Patch’s continued pursuit of leads about Callie keeps reopening the same wound. Whenever he follows another dying tip and emotionally withdraws, Misty worries and resents being shut out, even as his failures temporarily pull him back toward her. Their first real fight comes when Misty buys movie tickets, but Patch abandons the date to chase a call from Loess Hills that he suspects is worthless; when he leaves anyway, Misty becomes so furious she chases and kicks the bus.

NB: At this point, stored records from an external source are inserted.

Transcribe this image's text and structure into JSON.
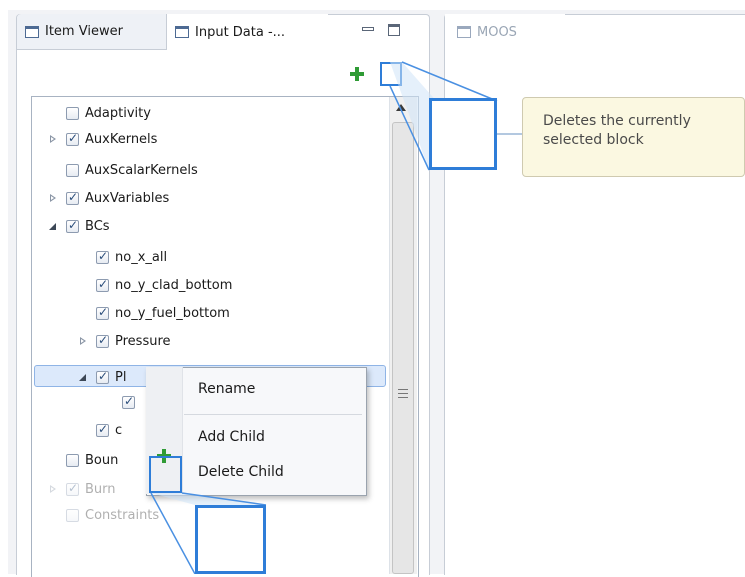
{
  "tabs": [
    {
      "label": "Item Viewer"
    },
    {
      "label": "Input Data -..."
    },
    {
      "label": "MOOS"
    }
  ],
  "tree": [
    {
      "label": "Adaptivity",
      "checked": false,
      "twisty": "none",
      "depth": 0
    },
    {
      "label": "AuxKernels",
      "checked": true,
      "twisty": "closed",
      "depth": 0
    },
    {
      "label": "AuxScalarKernels",
      "checked": false,
      "twisty": "none",
      "depth": 0
    },
    {
      "label": "AuxVariables",
      "checked": true,
      "twisty": "closed",
      "depth": 0
    },
    {
      "label": "BCs",
      "checked": true,
      "twisty": "open",
      "depth": 0
    },
    {
      "label": "no_x_all",
      "checked": true,
      "twisty": "none",
      "depth": 1
    },
    {
      "label": "no_y_clad_bottom",
      "checked": true,
      "twisty": "none",
      "depth": 1
    },
    {
      "label": "no_y_fuel_bottom",
      "checked": true,
      "twisty": "none",
      "depth": 1
    },
    {
      "label": "Pressure",
      "checked": true,
      "twisty": "closed",
      "depth": 1
    },
    {
      "label": "Pl",
      "checked": true,
      "twisty": "open",
      "depth": 1,
      "selected": true
    },
    {
      "label": "",
      "checked": true,
      "twisty": "none",
      "depth": 2
    },
    {
      "label": "c",
      "checked": true,
      "twisty": "none",
      "depth": 1
    },
    {
      "label": "Boun",
      "checked": false,
      "twisty": "none",
      "depth": 0
    },
    {
      "label": "Burn",
      "checked": true,
      "twisty": "closed",
      "depth": 0,
      "faded": true
    },
    {
      "label": "Constraints",
      "checked": false,
      "twisty": "none",
      "depth": 0,
      "faded": true
    }
  ],
  "context_menu": {
    "rename": "Rename",
    "add_child": "Add Child",
    "delete_child": "Delete Child"
  },
  "tooltip": {
    "line1": "Deletes the currently",
    "line2": "selected block"
  },
  "colors": {
    "highlight": "#2e7dd8",
    "add": "#2f9b35",
    "delete": "#d96156",
    "tooltip_bg": "#fbf8e1"
  }
}
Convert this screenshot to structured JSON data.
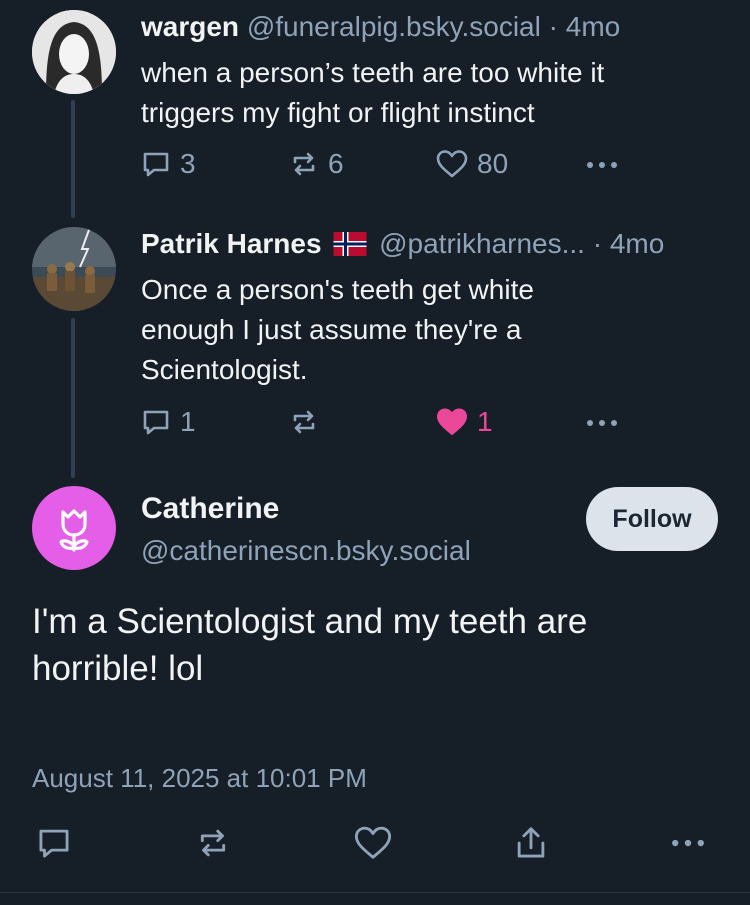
{
  "posts": [
    {
      "display_name": "wargen",
      "handle": "@funeralpig.bsky.social",
      "age": "· 4mo",
      "text_lines": [
        "when a person’s teeth are too white it",
        "triggers my fight or flight instinct"
      ],
      "replies": "3",
      "reposts": "6",
      "likes": "80",
      "liked": false
    },
    {
      "display_name": "Patrik Harnes",
      "flag_icon": "norway-flag-icon",
      "handle": "@patrikharnes...",
      "age": "· 4mo",
      "text_lines": [
        "Once a person's teeth get white",
        "enough I just assume they're a",
        "Scientologist."
      ],
      "replies": "1",
      "reposts": "",
      "likes": "1",
      "liked": true
    }
  ],
  "main_post": {
    "display_name": "Catherine",
    "handle": "@catherinescn.bsky.social",
    "follow_label": "Follow",
    "text_lines": [
      "I'm a Scientologist and my teeth are",
      "horrible! lol"
    ],
    "timestamp": "August 11, 2025 at 10:01 PM",
    "avatar_color": "#e45ee8"
  },
  "colors": {
    "background": "#161e27",
    "muted": "#8fa3b8",
    "like_active": "#ec4899",
    "thread_line": "#2e4052"
  }
}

Later, on Sammy’s balcony, Patch tries to make sense of himself. Sammy jokes about women, then notices Patch’s new painting, an imagined, vividly detailed image of Grace’s family home, and says he wants to sell Patch’s work. Patch resists, admits he has been thinking about art school in St. Louis, and finally confesses the deeper problem: he feels guilty pretending to live a normal life with a girlfriend, movies, and burgers when he believes every second should still be spent searching for Callie.

Who Appears

  • Patch
    Misty’s boyfriend, painter, and relentless seeker of Callie who feels guilty living normally.
  • Misty Meyer
    Patch’s fiercely devoted girlfriend, who tries to draw him into a normal, public romance.
  • Sammy
    Gallery owner and Patch’s blunt mentor, who wants to sell Patch’s paintings.
  • Grace
    Absent but powerful memory whose loss still shapes Patch’s art and relationship with Misty.
  • Norma
    Saint’s grandmother, forced off her bus route and angrily threatening legal action.
  • Misty’s mother
    Pushes Patch toward a polished new image, making him feel like a charity case.